Besides the one involving Soeharto's granddaughter-in-law, the Tangerang District Court had the courage to hand down death sentences to three local cocaine dealers on Aug. 22.
The defendants, Deni Setya Maharwan, 28, Ranni Andriani, 25, and Merika Franola alias Ola, 30, were declared guilty of being part of an international drug ring and attempting to smuggle cocaine out of Indonesia.
In January, February and August, the district court also handed down death sentences to five foreign drug traffickers, four of them Nepalese and one Angolan.
Another black mark for the Army was drug convict Second. Lt. Agus Isrok of the Army's Special Forces (Kopassus).
The Jakarta Military High Court may have reduced his jail sentence over his drug case and reinstated him as an Army officer, but the general public will not easily forget that a military court had discharged Agus over drugs from the Army on June 22, in addition to sentencing him to four years in prison and fining him Rp 10 million ($1,052).

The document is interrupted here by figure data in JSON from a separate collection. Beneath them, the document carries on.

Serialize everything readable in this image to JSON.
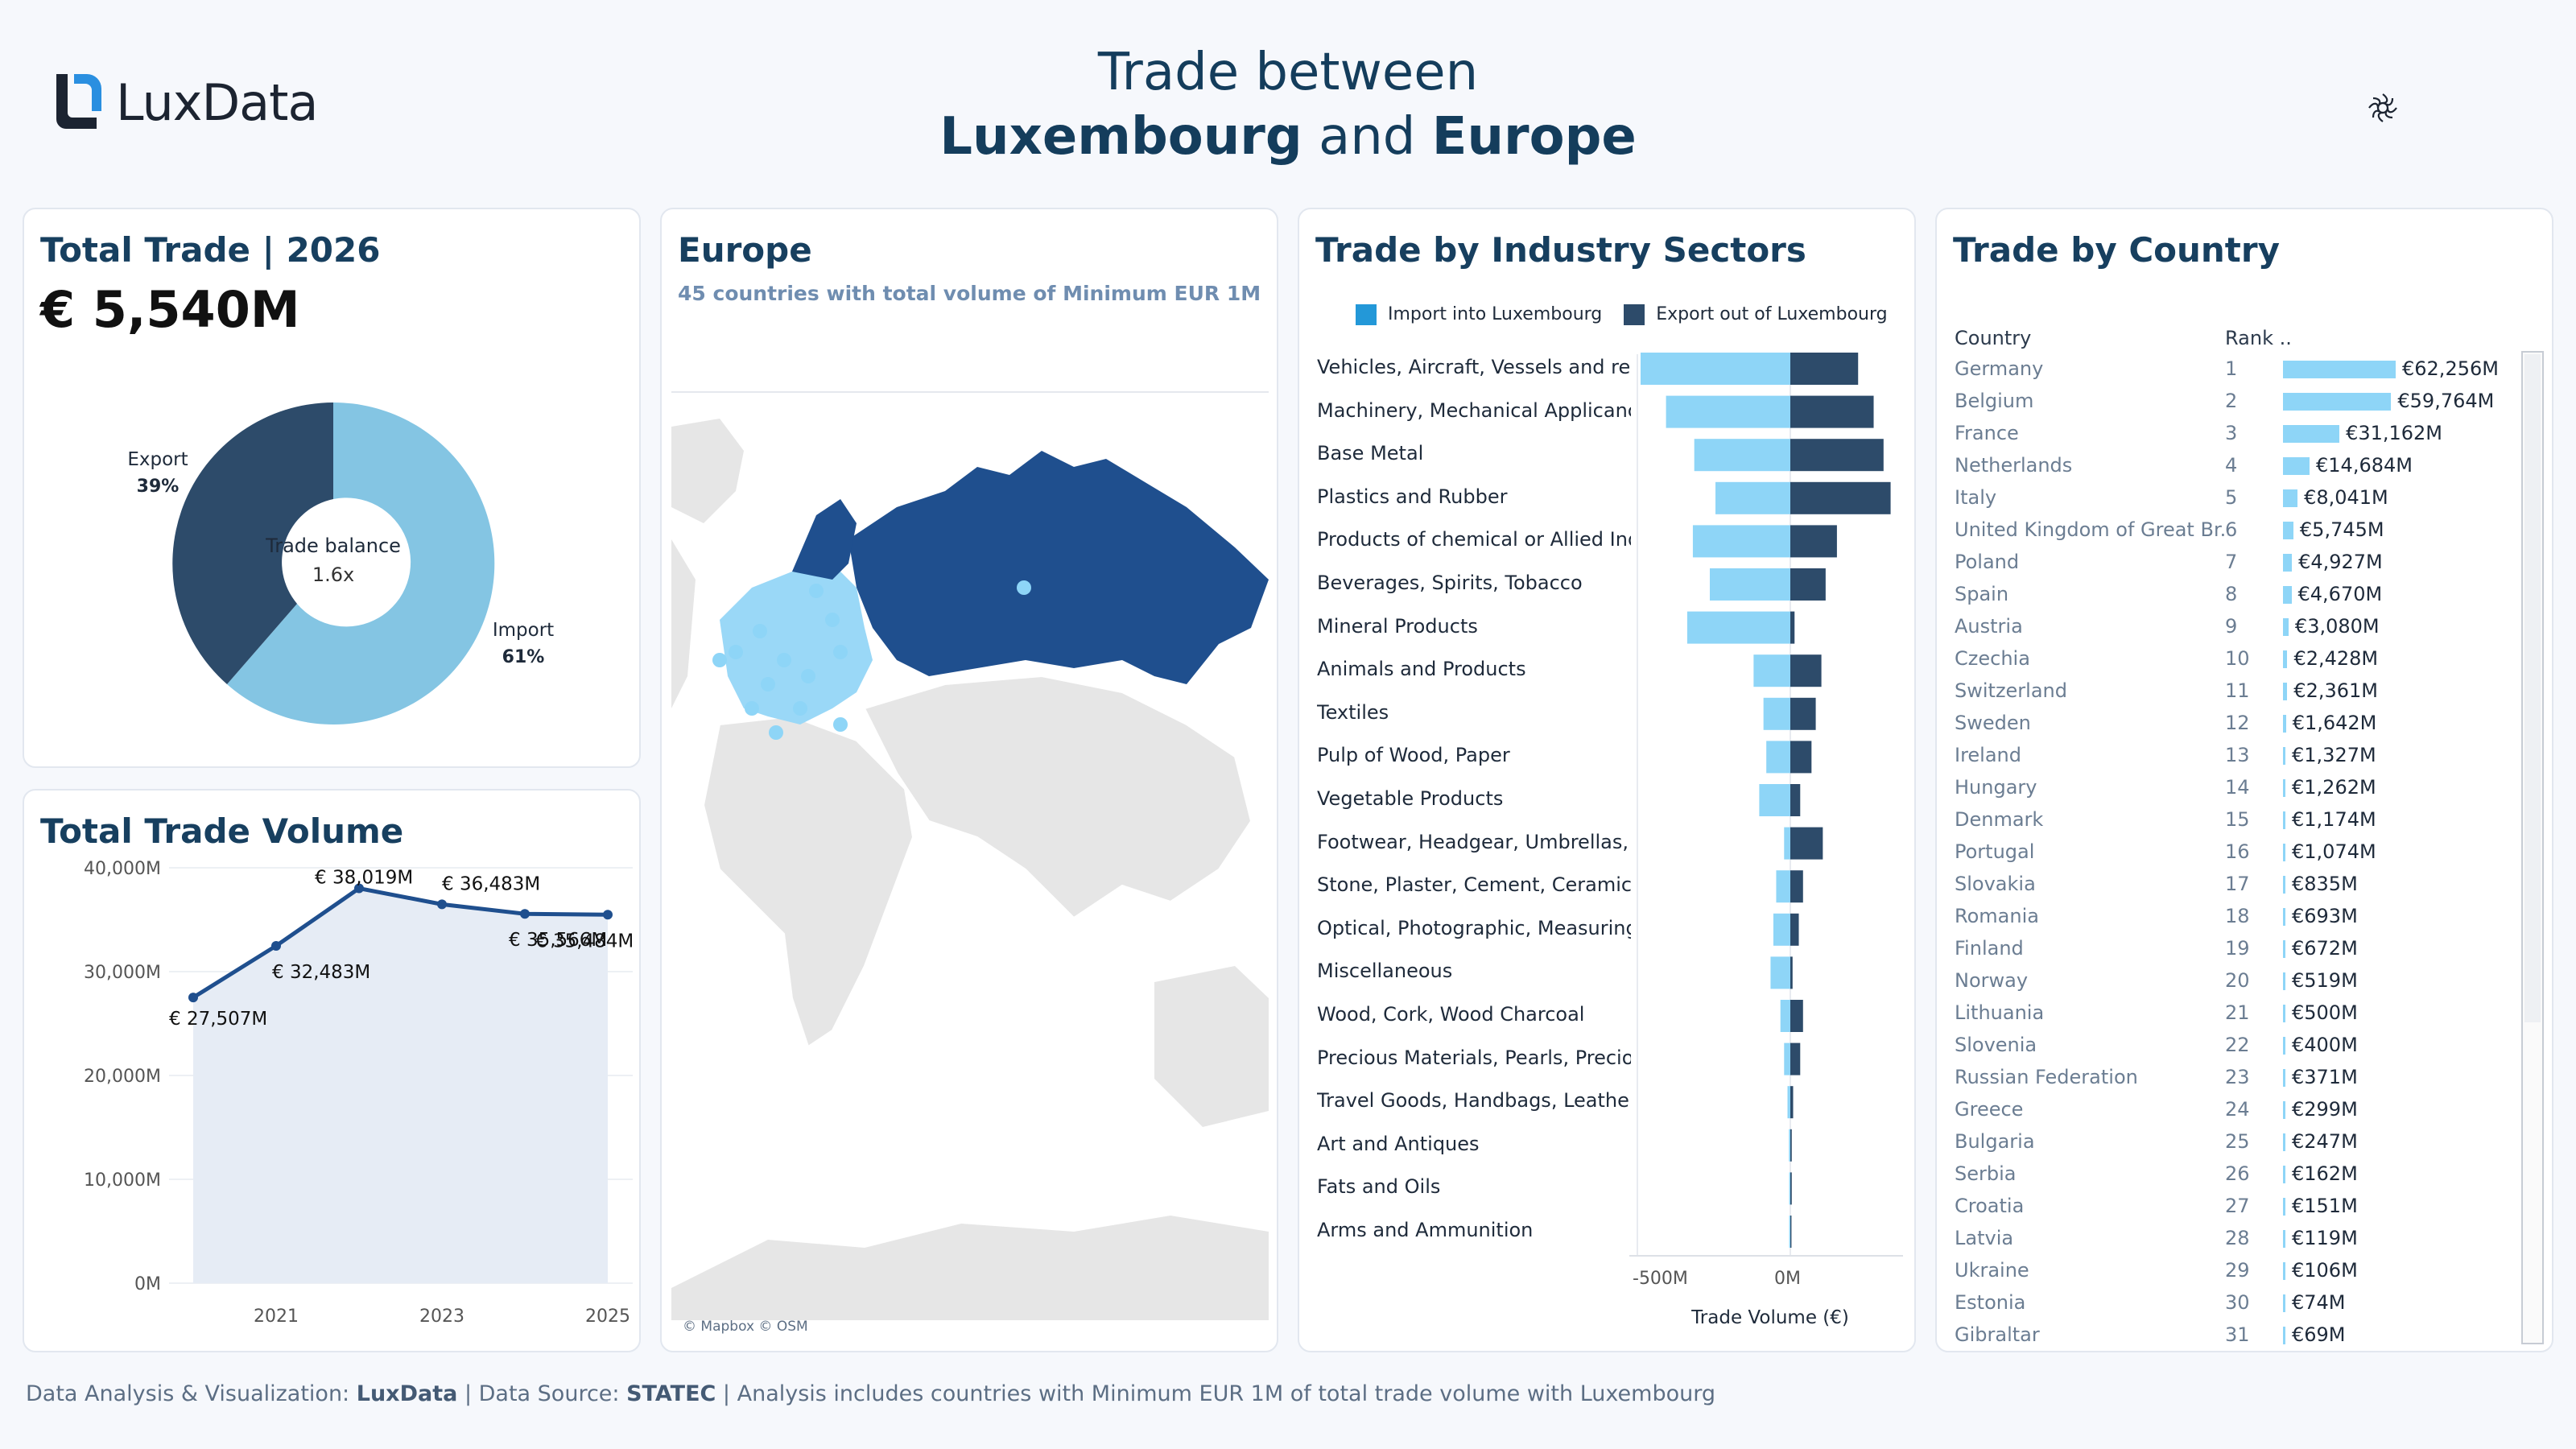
{
  "brand": {
    "name": "LuxData"
  },
  "title": {
    "line1": "Trade between",
    "l2_a": "Luxembourg",
    "l2_and": "and",
    "l2_b": "Europe"
  },
  "settings_icon": "settings-icon",
  "total_trade": {
    "heading": "Total Trade | 2026",
    "value": "€ 5,540M",
    "center_label": "Trade balance",
    "center_value": "1.6x",
    "export_label": "Export",
    "export_pct": "39%",
    "import_label": "Import",
    "import_pct": "61%",
    "colors": {
      "import": "#84c5e3",
      "export": "#2d4b6a"
    }
  },
  "volume": {
    "heading": "Total Trade Volume",
    "yticks": [
      "40,000M",
      "30,000M",
      "20,000M",
      "10,000M",
      "0M"
    ],
    "xticks": [
      "2021",
      "2023",
      "2025"
    ],
    "labels": [
      "€ 27,507M",
      "€ 32,483M",
      "€ 38,019M",
      "€ 36,483M",
      "€ 35,566M",
      "€ 35,484M"
    ]
  },
  "map": {
    "heading": "Europe",
    "subtitle": "45 countries with total volume of Minimum EUR 1M",
    "attribution": "© Mapbox © OSM"
  },
  "sectors": {
    "heading": "Trade by Industry Sectors",
    "legend_import": "Import into Luxembourg",
    "legend_export": "Export out of Luxembourg",
    "x_labels": [
      "-500M",
      "0M"
    ],
    "x_title": "Trade Volume (€)",
    "items": [
      "Vehicles, Aircraft, Vessels and rel..",
      "Machinery, Mechanical Applicanc..",
      "Base Metal",
      "Plastics and Rubber",
      "Products of chemical or Allied Ind..",
      "Beverages, Spirits, Tobacco",
      "Mineral Products",
      "Animals and Products",
      "Textiles",
      "Pulp of Wood, Paper",
      "Vegetable Products",
      "Footwear, Headgear, Umbrellas, ..",
      "Stone, Plaster, Cement, Ceramic, ..",
      "Optical, Photographic, Measuring..",
      "Miscellaneous",
      "Wood, Cork, Wood Charcoal",
      "Precious Materials, Pearls, Precio..",
      "Travel Goods, Handbags, Leather",
      "Art and Antiques",
      "Fats and Oils",
      "Arms and Ammunition"
    ]
  },
  "chart_data": {
    "type": "bar",
    "title": "Trade by Industry Sectors",
    "xlabel": "Trade Volume (€)",
    "categories": [
      "Vehicles, Aircraft, Vessels and rel..",
      "Machinery, Mechanical Applicanc..",
      "Base Metal",
      "Plastics and Rubber",
      "Products of chemical or Allied Ind..",
      "Beverages, Spirits, Tobacco",
      "Mineral Products",
      "Animals and Products",
      "Textiles",
      "Pulp of Wood, Paper",
      "Vegetable Products",
      "Footwear, Headgear, Umbrellas, ..",
      "Stone, Plaster, Cement, Ceramic, ..",
      "Optical, Photographic, Measuring..",
      "Miscellaneous",
      "Wood, Cork, Wood Charcoal",
      "Precious Materials, Pearls, Precio..",
      "Travel Goods, Handbags, Leather",
      "Art and Antiques",
      "Fats and Oils",
      "Arms and Ammunition"
    ],
    "series": [
      {
        "name": "Import into Luxembourg",
        "color": "#8ed5f7",
        "values": [
          -530,
          -440,
          -340,
          -265,
          -345,
          -285,
          -365,
          -130,
          -95,
          -85,
          -110,
          -22,
          -50,
          -60,
          -70,
          -35,
          -22,
          -10,
          -5,
          -4,
          -4
        ]
      },
      {
        "name": "Export out of Luxembourg",
        "color": "#2d4b6a",
        "values": [
          240,
          295,
          330,
          355,
          165,
          125,
          15,
          110,
          90,
          75,
          35,
          115,
          45,
          30,
          8,
          45,
          35,
          10,
          5,
          5,
          4
        ]
      }
    ],
    "xlim": [
      -530,
      360
    ]
  },
  "volume_chart": {
    "type": "line",
    "x": [
      2020,
      2021,
      2022,
      2023,
      2024,
      2025
    ],
    "values": [
      27507,
      32483,
      38019,
      36483,
      35566,
      35484
    ],
    "ylim": [
      0,
      40000
    ]
  },
  "countries": {
    "col_country": "Country",
    "col_rank": "Rank ..",
    "rows": [
      {
        "name": "Germany",
        "rank": "1",
        "value": "€62,256M",
        "v": 62256
      },
      {
        "name": "Belgium",
        "rank": "2",
        "value": "€59,764M",
        "v": 59764
      },
      {
        "name": "France",
        "rank": "3",
        "value": "€31,162M",
        "v": 31162
      },
      {
        "name": "Netherlands",
        "rank": "4",
        "value": "€14,684M",
        "v": 14684
      },
      {
        "name": "Italy",
        "rank": "5",
        "value": "€8,041M",
        "v": 8041
      },
      {
        "name": "United Kingdom of Great Br..",
        "rank": "6",
        "value": "€5,745M",
        "v": 5745
      },
      {
        "name": "Poland",
        "rank": "7",
        "value": "€4,927M",
        "v": 4927
      },
      {
        "name": "Spain",
        "rank": "8",
        "value": "€4,670M",
        "v": 4670
      },
      {
        "name": "Austria",
        "rank": "9",
        "value": "€3,080M",
        "v": 3080
      },
      {
        "name": "Czechia",
        "rank": "10",
        "value": "€2,428M",
        "v": 2428
      },
      {
        "name": "Switzerland",
        "rank": "11",
        "value": "€2,361M",
        "v": 2361
      },
      {
        "name": "Sweden",
        "rank": "12",
        "value": "€1,642M",
        "v": 1642
      },
      {
        "name": "Ireland",
        "rank": "13",
        "value": "€1,327M",
        "v": 1327
      },
      {
        "name": "Hungary",
        "rank": "14",
        "value": "€1,262M",
        "v": 1262
      },
      {
        "name": "Denmark",
        "rank": "15",
        "value": "€1,174M",
        "v": 1174
      },
      {
        "name": "Portugal",
        "rank": "16",
        "value": "€1,074M",
        "v": 1074
      },
      {
        "name": "Slovakia",
        "rank": "17",
        "value": "€835M",
        "v": 835
      },
      {
        "name": "Romania",
        "rank": "18",
        "value": "€693M",
        "v": 693
      },
      {
        "name": "Finland",
        "rank": "19",
        "value": "€672M",
        "v": 672
      },
      {
        "name": "Norway",
        "rank": "20",
        "value": "€519M",
        "v": 519
      },
      {
        "name": "Lithuania",
        "rank": "21",
        "value": "€500M",
        "v": 500
      },
      {
        "name": "Slovenia",
        "rank": "22",
        "value": "€400M",
        "v": 400
      },
      {
        "name": "Russian Federation",
        "rank": "23",
        "value": "€371M",
        "v": 371
      },
      {
        "name": "Greece",
        "rank": "24",
        "value": "€299M",
        "v": 299
      },
      {
        "name": "Bulgaria",
        "rank": "25",
        "value": "€247M",
        "v": 247
      },
      {
        "name": "Serbia",
        "rank": "26",
        "value": "€162M",
        "v": 162
      },
      {
        "name": "Croatia",
        "rank": "27",
        "value": "€151M",
        "v": 151
      },
      {
        "name": "Latvia",
        "rank": "28",
        "value": "€119M",
        "v": 119
      },
      {
        "name": "Ukraine",
        "rank": "29",
        "value": "€106M",
        "v": 106
      },
      {
        "name": "Estonia",
        "rank": "30",
        "value": "€74M",
        "v": 74
      },
      {
        "name": "Gibraltar",
        "rank": "31",
        "value": "€69M",
        "v": 69
      }
    ]
  },
  "footer": {
    "p1": "Data Analysis & Visualization: ",
    "b1": "LuxData",
    "p2": " | Data Source: ",
    "b2": "STATEC",
    "p3": " | Analysis includes countries with Minimum EUR 1M of total trade volume with Luxembourg"
  }
}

Agus, the eldest son of former Army chief Gen. Subagyo Hadisiswoyo and an active member of Kopassus Group IV for intelligence operations in Cijantung, East Jakarta, was found guilty by the military court of possessing narcotics and psychotropic substances on Aug. 8 last year.
The West Jakarta District Court sentenced former television actress, Zarina Mirafsur, on June 29, to three years in prison and fined her Rp 7.5 million ($882) for possessing one gram of shabu-shabu on Oct. 1 last year.
Zarina was earlier sentenced by the same court in 1997 to four years imprisonment for a drug offense.
The latest drug case involving a celebrity was that of comedian Sudarmadji, popularly known as Doyok, who was sentenced earlier this month to a one-year jail term for the illegal use of 0.5 grams of shabu-shabu on Nov. 20.